The Liar Paradox and the Inclosure Schema

Pages 583-596 | Received 01 Apr 2007, Published online: 17 Nov 2008
 

Abstract

In Beyond the Limits of Thought [2002], Graham Priest argues that logical and semantic paradoxes have the same underlying structure (which he calls the Inclosure Schema). He also argues that, in conjunction with the Principle of Uniform Solution (same kind of paradox, same kind of solution), this is sufficient to ‘sink virtually all orthodox solutions to the paradoxes’, because the orthodox solutions to the paradoxes are not uniform. I argue that Priest fails to provide a non-question-begging method to ‘sink virtually all orthodox solutions’, and that the Inclosure Schema cannot be the structure that underlies the Liar paradox. Moreover, Ramsey was right in thinking that logical and semantic paradoxes are paradoxes of different kinds.

Notes

2All unqualified references to (1), (2) and (3) hereafter refer to these three principles.

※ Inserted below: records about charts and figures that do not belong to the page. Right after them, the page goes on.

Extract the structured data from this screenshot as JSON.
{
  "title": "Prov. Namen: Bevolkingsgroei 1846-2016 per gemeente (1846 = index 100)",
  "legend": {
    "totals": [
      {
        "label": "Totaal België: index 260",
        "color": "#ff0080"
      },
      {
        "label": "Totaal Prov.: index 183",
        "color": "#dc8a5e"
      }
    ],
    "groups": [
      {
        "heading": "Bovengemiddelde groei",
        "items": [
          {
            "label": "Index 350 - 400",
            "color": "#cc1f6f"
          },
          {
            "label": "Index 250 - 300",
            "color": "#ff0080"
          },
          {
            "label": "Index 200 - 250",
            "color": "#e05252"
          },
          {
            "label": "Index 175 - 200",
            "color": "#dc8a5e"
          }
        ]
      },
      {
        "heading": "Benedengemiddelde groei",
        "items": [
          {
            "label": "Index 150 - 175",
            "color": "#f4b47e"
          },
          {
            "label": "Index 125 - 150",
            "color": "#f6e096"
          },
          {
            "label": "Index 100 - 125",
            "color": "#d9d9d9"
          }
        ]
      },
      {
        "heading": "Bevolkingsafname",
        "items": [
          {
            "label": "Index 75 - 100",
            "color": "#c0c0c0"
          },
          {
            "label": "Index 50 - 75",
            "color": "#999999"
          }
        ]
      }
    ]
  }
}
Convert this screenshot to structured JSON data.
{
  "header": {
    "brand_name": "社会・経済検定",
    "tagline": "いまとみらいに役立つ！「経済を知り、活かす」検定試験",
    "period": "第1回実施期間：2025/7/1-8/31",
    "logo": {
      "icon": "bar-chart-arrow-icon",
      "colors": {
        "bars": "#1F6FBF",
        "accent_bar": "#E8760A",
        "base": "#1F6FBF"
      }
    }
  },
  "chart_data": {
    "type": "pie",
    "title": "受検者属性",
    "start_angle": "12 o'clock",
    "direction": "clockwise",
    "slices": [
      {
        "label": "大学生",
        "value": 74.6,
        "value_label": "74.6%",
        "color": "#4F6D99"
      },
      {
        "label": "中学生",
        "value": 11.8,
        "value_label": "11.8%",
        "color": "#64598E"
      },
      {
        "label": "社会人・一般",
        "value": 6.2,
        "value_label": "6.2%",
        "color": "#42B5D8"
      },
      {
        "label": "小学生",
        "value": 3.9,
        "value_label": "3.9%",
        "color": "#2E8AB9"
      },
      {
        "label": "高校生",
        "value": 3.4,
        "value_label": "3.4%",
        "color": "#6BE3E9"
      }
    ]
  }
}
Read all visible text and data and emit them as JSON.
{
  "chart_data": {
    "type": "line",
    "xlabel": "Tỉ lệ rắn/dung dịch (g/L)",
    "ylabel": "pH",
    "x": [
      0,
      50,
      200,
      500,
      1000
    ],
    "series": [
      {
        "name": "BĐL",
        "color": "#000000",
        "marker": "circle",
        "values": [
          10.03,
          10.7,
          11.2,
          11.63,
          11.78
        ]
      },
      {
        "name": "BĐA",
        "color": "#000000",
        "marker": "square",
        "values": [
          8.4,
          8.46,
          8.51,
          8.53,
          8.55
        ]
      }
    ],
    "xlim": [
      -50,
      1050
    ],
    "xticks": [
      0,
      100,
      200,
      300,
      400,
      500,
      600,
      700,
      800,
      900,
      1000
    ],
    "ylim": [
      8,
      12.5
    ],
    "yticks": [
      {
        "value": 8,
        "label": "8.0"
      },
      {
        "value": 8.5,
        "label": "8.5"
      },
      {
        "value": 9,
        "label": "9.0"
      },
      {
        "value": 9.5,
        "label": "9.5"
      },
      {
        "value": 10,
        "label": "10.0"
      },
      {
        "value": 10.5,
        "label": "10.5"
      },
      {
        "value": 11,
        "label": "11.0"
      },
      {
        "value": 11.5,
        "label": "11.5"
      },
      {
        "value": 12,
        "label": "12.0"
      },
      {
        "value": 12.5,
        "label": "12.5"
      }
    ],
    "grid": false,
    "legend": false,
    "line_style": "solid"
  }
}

1This paper benefited from useful comments from Greg Ray, Graham Priest, William Butchard and participants in the Florida Philosophical Association Conference, Tallahassee 2007 and the Central APA meeting, Chicago, 2008.

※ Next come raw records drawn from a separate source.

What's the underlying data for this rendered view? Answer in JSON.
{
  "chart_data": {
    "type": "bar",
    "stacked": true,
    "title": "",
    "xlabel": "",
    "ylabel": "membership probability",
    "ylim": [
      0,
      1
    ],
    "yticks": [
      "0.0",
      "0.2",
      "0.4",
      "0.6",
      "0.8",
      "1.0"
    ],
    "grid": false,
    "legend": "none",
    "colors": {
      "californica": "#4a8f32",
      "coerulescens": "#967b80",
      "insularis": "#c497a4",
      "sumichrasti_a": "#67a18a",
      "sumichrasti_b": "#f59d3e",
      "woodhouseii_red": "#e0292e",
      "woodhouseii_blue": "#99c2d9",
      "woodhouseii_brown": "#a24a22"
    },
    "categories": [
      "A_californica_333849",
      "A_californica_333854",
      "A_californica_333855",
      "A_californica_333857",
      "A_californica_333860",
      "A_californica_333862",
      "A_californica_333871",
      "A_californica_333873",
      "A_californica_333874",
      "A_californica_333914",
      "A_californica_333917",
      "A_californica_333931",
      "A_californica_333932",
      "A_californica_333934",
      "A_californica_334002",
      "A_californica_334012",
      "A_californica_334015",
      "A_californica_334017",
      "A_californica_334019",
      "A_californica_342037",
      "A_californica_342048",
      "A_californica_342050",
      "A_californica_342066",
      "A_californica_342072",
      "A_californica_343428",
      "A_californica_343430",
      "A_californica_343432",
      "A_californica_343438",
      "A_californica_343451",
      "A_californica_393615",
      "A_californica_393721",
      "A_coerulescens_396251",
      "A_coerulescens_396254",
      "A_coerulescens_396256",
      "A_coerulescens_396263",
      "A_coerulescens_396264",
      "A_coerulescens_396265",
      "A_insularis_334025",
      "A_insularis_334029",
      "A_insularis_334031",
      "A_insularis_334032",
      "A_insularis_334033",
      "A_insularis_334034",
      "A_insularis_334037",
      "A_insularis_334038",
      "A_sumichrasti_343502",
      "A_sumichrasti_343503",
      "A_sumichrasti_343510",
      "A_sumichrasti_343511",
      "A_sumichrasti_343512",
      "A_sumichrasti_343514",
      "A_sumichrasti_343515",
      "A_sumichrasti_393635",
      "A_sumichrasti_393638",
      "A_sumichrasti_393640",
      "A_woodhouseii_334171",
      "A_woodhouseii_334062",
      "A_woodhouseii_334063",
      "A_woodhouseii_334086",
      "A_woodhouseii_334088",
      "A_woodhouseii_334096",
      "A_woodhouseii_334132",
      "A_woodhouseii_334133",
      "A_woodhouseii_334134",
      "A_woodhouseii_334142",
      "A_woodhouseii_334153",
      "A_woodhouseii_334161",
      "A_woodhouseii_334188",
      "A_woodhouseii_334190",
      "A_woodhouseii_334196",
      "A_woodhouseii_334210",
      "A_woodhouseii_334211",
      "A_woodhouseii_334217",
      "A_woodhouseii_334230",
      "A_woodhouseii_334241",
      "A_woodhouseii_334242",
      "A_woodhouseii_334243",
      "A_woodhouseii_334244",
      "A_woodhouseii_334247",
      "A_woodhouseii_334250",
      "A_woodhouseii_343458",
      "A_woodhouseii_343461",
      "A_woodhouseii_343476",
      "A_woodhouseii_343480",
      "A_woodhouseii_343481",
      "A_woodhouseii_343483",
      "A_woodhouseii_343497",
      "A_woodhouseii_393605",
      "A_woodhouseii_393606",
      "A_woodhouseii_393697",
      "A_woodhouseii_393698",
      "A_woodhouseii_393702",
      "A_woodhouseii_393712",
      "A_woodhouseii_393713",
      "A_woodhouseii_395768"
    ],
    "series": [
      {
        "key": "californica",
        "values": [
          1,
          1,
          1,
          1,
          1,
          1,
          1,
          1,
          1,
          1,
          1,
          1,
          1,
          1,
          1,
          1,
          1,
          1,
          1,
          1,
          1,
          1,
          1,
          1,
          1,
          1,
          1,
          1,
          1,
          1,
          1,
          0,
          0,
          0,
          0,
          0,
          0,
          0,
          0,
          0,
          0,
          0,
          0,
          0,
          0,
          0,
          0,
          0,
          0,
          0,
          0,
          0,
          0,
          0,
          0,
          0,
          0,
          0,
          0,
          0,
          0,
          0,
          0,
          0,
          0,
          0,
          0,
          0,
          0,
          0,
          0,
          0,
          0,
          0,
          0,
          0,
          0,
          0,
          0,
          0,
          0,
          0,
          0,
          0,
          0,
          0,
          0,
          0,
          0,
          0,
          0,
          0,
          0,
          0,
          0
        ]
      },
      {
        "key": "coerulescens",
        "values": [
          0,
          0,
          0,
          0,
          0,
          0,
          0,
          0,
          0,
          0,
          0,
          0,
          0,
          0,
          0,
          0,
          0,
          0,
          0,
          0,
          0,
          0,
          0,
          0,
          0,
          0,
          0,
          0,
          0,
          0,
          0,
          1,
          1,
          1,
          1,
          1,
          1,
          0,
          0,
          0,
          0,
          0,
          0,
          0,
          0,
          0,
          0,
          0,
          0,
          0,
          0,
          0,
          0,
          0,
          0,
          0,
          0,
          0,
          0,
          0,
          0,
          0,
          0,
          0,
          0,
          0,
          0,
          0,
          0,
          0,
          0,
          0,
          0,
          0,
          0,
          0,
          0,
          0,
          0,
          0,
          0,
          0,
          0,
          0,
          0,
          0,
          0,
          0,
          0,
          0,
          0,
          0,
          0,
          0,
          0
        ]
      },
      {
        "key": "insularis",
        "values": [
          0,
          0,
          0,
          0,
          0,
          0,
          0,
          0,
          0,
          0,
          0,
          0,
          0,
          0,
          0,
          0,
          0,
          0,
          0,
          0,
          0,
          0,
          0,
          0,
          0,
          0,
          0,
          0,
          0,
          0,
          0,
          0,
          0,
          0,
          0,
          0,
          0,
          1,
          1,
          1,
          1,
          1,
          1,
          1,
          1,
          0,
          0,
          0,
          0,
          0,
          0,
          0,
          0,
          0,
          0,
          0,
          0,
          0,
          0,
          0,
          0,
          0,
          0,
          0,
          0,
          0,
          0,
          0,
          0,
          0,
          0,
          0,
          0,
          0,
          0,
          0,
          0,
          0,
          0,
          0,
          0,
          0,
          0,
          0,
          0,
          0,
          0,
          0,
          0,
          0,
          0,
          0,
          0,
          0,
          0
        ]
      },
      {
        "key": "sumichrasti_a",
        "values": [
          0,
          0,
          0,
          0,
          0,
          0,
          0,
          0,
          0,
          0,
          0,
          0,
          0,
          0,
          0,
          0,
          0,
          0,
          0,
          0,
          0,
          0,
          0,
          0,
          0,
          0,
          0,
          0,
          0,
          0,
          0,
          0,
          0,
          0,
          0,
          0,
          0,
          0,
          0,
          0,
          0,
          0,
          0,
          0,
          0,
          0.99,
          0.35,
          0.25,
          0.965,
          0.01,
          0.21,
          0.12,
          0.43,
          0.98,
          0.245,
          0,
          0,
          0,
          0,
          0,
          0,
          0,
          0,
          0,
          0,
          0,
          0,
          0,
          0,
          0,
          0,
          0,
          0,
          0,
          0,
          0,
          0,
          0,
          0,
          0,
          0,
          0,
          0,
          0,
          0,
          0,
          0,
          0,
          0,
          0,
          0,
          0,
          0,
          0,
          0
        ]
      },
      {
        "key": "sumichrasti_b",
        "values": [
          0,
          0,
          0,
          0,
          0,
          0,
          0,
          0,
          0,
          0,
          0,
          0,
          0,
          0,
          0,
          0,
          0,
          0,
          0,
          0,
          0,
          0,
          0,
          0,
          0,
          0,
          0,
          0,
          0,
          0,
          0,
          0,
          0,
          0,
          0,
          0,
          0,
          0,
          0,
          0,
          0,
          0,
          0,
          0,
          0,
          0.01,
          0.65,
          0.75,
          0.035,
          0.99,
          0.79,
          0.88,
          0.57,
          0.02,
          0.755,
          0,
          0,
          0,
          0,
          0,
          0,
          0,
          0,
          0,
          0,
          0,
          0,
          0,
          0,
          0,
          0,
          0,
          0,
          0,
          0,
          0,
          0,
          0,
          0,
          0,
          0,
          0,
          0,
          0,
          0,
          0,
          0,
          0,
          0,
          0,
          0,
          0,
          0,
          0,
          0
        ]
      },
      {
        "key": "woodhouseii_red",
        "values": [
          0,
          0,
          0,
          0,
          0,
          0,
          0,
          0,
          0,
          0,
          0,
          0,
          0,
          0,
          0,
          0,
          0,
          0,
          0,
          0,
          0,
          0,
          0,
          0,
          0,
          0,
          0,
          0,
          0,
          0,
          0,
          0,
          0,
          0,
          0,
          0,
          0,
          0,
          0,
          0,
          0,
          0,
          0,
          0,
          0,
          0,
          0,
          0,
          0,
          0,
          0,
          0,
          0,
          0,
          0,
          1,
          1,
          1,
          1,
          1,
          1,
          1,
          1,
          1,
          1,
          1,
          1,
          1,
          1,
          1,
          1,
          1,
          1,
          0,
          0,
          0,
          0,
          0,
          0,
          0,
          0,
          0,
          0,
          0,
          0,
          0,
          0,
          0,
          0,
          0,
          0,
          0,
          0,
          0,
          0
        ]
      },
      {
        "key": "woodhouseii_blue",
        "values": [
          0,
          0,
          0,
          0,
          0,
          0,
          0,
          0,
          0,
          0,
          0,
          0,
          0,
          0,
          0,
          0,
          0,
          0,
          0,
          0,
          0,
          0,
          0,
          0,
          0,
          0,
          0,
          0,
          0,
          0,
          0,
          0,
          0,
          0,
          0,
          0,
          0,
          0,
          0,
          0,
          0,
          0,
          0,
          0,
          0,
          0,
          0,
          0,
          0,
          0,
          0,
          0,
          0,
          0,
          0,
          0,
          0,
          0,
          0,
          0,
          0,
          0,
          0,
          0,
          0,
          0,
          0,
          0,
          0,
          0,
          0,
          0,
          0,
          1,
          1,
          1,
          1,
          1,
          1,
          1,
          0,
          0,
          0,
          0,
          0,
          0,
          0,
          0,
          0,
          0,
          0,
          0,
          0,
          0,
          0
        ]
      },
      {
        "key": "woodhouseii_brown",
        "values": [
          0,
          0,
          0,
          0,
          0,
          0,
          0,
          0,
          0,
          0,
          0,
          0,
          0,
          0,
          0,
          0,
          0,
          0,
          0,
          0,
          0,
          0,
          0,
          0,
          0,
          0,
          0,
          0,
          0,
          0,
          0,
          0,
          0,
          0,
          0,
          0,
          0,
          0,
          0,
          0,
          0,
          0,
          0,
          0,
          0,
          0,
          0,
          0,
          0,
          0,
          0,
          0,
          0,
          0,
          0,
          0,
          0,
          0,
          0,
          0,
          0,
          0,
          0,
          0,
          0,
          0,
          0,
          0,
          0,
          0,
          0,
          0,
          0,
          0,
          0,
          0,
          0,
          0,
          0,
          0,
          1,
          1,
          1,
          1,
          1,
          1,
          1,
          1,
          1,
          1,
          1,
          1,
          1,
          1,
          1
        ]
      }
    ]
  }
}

3It seems that Ramsey misattributed Grelling's paradox to Weyl.

5Chihara Citation1979 distinguishes the diagnostic problem from the preventative problem of the paradox. The latter is part of the project of replacing the notion of truth with a new notion which does not fall prey to paradoxes.

4‘Solution’ here must be understood in a wide enough sense: it should cover not only accounts that indicate a way to block the argument towards contradiction, but also those accounts that take the derivation of a contradiction to be inescapable. I will keep using (following Priest) the word ‘solution’, although Chihara's notion of diagnosis would be more apt in this context.

6Priest [136, n. 18] refers to [Anderson et al. Citation1992 for more details about functional dependency. To his credit, he acknowledges that the problem of being able to tell when a functional dependency is genuine is a ‘tricky and unresolved’ problem.

7What Anderson et al. Citation1992 call syntactic dependency might come closer to what Priest has in mind. A function (formula) M depends syntactically on a variable x ‘just in case M can be seen by syntactic inspection to be semantically strict in the variable x’ [Anderson et al. Citation1992: 397]. A function (formula) M is semantically strict in the variable x ‘just in case, if the value of x is undefined, so is the value of M’ [ibid. 397].

8Moreover, this would reinforce Ramsey's idea that an essential aspect of semantic paradoxes is the reference to language or symbolism.

9It might seem that one could get the desired functional dependency by singling out a privileged class of expressions that refer to Ω and its definable subsets. For instance, given a certain definable subset of Ω, s, one could take ‘a’, in the diagonalizer, to be the first expression in lexicographic order that refers to s. The diagonalizer would in this case be functionally dependent, but to prove that this is the desired kind of functional dependency, one would need a principled reason why it is this arbitrarily selected mechanism (rather than any alternative functionally dependent mechanism) that provides the explanation of the paradox. Thanks to Graham Priest for helpful comments on this and some previous points.